Die ersten Prototaxites-Fossilien wurden auf der kanadischen Halbinsel Gaspé gefunden und als Holz eines Nadelbaums (daher der Name: Proto- = erst, ursprünglich; -taxites, von Taxus = Eibe) interpretiert. Strukturelle Eigenheiten der Röhren sind später verwendet worden, um für eine Zugehörigkeit zu den Ständerpilzen (Basidiomycota) zu argumentieren. Während die Interpretation von Prototaxites als Fruchtkörper eines riesigen Ständerpilzes (Abb. 3) von vielen Fachleuten akzeptiert wird, gibt es auch noch andere Deutungen, angefangen von einer gigantischen Alge, über eine Art Flechte, bis hin zu einer aufgerollten Matte aus Lebermoosen oder einem Organismus ohne verwandtschaftlichen Bezug zu irgendeiner Gruppe heutiger Lebewesen. Darüber hinaus lässt ein Fossil aus Schottland den Schluss zu, dass Prototaxites vielleicht auch ein Vertreter der Schlauchpilze (Ascomycota) gewesen sein könnte. Für jede dieser Deutungen gibt es ein Für und Wider, und so bleibt Prototaxites ein ebenso großes wie faszinierendes Rätsel der Evolution.

Michael Krings, München

Abbildungen:

Abb. 1: Prototaxites-»Stamm« (Querschnitt), Devon, Saarland, Deutschland, SNSB-BSPG 2002 XV 63; Größe der Platte: ca. 19,5 x 12,5 x 4,5 cm.

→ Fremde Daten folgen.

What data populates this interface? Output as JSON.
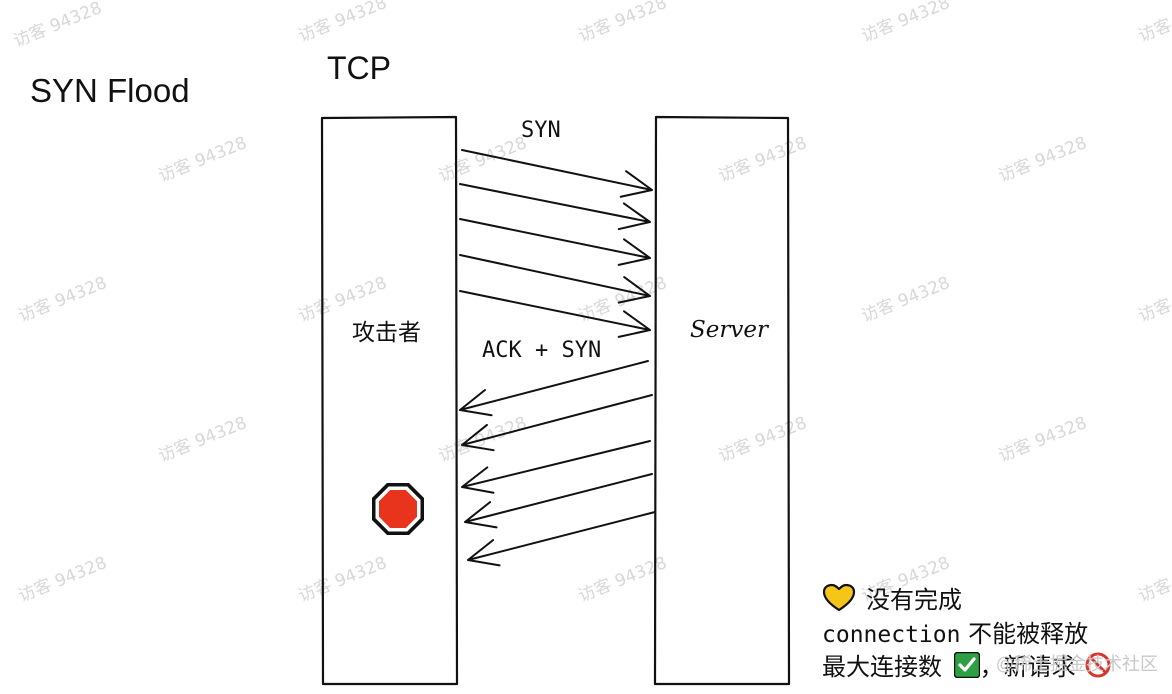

Abb. 2: Prototaxites im mikroskopischen Bild, den Aufbau aus unterschiedlich großen Röhren zeigend; Balken = 50 µm. Aus TAYLOR et al. 2009: Abb. 6.2.

Abb. 3: Rekonstruktion von Prototaxites als Pilzfruchtkörper. Aus HUEBER 2001: Abb. 15.

Das Faltblatt mit ausführlichen Informationen zum Fossil des Monats steht wie immer auf der Webseite der Bayerischen Staatssammlung für Paläontologie und Geologie als PDF-Datei zum Download bereit.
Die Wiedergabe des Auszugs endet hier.